We love robots here at SlashGear, especially when they can help people do things they wouldn't normally be able to do. This weekend, a paralyzed student at UC Berkeley was able to walk across the stage to receive his diploma thanks to a metal robotic exoskeleton developed at Berkeley. It was an exciting moment for the student, and for the researchers who have been working on this technology for over a decade.

The exoskeleton, which is a controllable leg brace, was developed by Homayoon Kazerooni, a professor of Mechanical Engineering at Berkeley, and his team of researchers. Austin Whitney, the student who got to demonstrate and use the exoskeleton on stage at graduation, was able to press a button and stand up, and then move his legs with the exoskeleton. He also used a walker to balance as he moved across the stage.
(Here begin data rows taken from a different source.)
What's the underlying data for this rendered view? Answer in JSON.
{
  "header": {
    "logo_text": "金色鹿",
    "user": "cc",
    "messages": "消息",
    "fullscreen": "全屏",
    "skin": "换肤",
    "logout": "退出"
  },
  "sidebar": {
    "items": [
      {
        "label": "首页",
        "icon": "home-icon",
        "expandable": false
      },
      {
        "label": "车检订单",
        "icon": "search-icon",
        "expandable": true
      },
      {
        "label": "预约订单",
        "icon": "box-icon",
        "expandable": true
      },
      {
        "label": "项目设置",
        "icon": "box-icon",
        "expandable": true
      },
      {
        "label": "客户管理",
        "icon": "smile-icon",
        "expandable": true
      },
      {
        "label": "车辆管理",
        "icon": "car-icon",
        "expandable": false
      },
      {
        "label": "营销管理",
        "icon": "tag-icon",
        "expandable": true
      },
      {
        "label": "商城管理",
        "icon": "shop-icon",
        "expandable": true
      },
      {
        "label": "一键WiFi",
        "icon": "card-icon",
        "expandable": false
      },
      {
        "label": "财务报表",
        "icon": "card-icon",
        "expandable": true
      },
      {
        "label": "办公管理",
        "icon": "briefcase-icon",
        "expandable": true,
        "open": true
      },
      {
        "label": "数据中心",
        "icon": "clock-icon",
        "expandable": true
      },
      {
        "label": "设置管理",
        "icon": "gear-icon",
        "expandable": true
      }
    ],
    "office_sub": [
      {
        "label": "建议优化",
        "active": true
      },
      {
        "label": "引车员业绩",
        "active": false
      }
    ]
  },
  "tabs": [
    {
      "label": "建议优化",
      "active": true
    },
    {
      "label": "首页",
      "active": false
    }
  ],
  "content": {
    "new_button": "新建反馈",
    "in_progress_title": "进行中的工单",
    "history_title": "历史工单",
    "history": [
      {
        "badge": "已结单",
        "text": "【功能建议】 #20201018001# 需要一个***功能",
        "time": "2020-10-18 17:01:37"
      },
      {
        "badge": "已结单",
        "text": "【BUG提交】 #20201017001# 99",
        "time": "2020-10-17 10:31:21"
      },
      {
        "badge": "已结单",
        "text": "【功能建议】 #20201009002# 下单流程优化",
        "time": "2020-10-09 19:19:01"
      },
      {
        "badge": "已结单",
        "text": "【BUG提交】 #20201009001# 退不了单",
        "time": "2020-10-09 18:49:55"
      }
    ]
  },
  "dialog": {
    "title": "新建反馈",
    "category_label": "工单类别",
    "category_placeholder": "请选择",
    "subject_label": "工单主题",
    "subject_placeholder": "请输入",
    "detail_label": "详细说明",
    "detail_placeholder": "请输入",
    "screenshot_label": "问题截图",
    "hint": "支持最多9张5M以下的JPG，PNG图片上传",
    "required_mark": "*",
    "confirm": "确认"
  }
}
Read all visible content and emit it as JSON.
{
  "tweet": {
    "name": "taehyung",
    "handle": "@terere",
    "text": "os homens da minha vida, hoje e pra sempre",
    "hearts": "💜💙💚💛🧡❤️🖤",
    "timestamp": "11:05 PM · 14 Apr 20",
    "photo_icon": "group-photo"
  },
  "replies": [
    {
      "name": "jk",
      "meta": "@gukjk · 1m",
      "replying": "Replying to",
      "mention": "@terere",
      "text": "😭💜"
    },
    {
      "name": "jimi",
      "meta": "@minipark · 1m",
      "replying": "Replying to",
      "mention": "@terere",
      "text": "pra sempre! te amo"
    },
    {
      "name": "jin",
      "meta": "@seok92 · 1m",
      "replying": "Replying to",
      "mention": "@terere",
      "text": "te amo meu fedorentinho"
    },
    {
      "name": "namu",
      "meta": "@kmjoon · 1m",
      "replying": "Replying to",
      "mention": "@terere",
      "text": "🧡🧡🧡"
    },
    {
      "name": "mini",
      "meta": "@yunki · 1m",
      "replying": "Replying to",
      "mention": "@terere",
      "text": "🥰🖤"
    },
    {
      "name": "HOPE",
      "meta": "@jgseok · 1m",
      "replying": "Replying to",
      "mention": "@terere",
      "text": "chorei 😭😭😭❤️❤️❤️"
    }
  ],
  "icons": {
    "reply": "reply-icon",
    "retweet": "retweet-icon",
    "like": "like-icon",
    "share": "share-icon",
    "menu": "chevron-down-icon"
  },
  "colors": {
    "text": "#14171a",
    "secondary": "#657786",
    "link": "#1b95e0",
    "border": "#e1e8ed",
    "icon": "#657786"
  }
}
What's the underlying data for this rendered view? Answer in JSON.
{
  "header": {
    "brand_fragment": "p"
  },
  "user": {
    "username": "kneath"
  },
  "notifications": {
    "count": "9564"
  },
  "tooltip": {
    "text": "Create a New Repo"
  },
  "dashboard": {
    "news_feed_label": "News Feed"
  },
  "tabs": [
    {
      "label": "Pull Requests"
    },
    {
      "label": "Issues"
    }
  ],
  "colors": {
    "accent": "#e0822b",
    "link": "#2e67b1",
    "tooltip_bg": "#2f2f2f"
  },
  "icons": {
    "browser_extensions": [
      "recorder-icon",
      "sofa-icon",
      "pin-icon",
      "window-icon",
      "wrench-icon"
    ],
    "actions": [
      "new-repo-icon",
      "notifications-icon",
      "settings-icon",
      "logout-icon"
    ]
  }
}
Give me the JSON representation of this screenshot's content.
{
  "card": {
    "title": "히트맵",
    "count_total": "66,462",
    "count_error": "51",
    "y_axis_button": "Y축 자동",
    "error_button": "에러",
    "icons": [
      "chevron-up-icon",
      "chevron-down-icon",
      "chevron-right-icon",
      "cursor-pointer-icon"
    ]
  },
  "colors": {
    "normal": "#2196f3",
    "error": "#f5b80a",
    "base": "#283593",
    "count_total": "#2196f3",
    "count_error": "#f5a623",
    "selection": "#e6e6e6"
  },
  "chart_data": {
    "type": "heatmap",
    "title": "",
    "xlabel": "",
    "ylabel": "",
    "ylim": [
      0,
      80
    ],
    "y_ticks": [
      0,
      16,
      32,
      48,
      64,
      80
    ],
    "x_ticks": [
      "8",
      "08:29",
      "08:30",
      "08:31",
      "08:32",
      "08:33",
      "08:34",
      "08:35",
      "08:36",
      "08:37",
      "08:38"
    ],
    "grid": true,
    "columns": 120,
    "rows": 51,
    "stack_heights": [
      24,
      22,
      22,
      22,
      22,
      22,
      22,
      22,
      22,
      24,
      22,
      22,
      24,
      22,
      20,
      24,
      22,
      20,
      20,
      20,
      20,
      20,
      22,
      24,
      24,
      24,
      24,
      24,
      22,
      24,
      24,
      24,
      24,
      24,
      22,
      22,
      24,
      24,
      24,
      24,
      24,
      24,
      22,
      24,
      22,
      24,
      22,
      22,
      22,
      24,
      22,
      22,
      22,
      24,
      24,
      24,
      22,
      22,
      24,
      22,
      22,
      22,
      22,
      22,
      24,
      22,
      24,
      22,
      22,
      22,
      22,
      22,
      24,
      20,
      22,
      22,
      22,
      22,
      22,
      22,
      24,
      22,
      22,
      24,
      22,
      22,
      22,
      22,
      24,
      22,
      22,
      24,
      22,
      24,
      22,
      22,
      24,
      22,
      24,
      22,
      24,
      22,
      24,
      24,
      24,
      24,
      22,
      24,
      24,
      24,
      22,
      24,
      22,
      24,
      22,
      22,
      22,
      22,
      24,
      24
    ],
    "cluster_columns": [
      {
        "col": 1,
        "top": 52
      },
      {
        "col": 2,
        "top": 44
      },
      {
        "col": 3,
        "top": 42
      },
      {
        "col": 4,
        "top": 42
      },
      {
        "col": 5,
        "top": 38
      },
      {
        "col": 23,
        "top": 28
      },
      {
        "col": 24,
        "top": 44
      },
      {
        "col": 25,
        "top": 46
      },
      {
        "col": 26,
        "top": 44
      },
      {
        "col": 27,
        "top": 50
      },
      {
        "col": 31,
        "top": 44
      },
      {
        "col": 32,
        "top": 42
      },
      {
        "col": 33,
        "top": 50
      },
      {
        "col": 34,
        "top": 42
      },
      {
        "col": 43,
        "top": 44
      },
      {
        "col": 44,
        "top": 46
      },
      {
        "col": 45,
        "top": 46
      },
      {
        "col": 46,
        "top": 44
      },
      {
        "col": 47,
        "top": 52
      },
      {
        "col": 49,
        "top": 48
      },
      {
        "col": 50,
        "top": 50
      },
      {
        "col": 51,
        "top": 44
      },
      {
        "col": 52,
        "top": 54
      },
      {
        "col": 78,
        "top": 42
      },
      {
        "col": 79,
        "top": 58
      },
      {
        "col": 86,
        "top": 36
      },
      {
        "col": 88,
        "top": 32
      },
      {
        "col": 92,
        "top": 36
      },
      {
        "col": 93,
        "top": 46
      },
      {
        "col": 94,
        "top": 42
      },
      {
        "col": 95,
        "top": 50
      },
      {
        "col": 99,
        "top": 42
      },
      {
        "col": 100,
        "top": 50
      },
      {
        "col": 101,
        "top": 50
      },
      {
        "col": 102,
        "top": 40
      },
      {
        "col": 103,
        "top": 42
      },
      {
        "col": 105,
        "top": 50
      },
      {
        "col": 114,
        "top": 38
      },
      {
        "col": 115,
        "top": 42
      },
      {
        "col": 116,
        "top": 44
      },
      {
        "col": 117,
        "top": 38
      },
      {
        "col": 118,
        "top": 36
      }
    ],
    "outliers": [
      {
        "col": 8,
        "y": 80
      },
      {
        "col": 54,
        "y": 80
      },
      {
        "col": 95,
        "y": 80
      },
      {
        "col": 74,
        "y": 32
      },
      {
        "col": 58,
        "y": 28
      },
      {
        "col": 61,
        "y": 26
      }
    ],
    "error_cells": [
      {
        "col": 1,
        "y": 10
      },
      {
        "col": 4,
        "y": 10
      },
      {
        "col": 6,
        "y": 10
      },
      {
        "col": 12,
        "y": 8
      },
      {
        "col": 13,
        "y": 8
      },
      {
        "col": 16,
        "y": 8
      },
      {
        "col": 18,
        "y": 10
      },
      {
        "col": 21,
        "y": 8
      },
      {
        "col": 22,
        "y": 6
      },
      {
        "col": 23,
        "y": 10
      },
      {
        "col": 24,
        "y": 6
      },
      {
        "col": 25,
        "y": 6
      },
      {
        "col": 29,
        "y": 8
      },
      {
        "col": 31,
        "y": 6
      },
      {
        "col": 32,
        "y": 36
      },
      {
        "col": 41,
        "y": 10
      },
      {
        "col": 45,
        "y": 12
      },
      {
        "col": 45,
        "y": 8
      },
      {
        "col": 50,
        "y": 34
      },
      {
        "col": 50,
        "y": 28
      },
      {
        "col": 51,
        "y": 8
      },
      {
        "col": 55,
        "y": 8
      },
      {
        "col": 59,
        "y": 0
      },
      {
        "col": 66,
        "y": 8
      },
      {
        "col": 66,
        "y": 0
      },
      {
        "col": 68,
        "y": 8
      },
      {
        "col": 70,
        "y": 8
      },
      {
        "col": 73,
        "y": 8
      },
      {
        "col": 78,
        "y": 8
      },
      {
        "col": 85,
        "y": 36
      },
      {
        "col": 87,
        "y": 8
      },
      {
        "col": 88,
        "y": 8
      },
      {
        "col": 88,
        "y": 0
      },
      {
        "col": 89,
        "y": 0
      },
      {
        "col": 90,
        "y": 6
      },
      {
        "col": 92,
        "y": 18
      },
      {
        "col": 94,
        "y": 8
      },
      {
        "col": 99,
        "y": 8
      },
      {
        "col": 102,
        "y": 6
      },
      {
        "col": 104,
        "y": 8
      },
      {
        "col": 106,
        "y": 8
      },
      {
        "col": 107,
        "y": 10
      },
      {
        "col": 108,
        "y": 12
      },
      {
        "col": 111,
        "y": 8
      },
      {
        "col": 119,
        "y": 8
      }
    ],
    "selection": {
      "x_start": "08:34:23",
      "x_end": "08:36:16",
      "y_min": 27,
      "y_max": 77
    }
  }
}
It was a very exciting moment for him: "The second I pressed the button and stood up, I was flooded with a series of emotions," Whitney told UC Berkeley's media office. "It was overpowering...I've stood in the [exoskeleton] machine a lot of times before, but I knew that it would be different up here [on stage], and it truly was."

In 2000, DARPA funded Kazerooni's research to investigate ways to help soldiers carry heavy loads for longer periods of time. That military-focused exoskeleton was unveiled in 2004. Dr. Kazerooni described it this way: "We set out to create an exoskeleton that combines a human control system with robotic muscle. We've designed this system to be ergonomic, highly maneuverable and technically robust so the wearer can walk, squat, bend and swing from side to side without noticeable reductions in agility. The human pilot can also step over and under obstructions while carrying equipment and supplies."

In 2010, the research team had come up with eLegs, which is an exoskeleton designed to help paraplegics walk. Whitney said that he hopes "today’s success will provide hope to other paraplegics that in their lifetime, they will see affordable machines that can help them regain some of their mobility." Dr. Kazerooni also wanted to let people know that this technology is out there, and that he is not anywhere near finished. “This technology can be accessible to a large number of people, and that is our mission,” said Kazerooni. “We’re telling the community that this is possible. This is just the beginning of our work.” We can't wait to see what is coming next.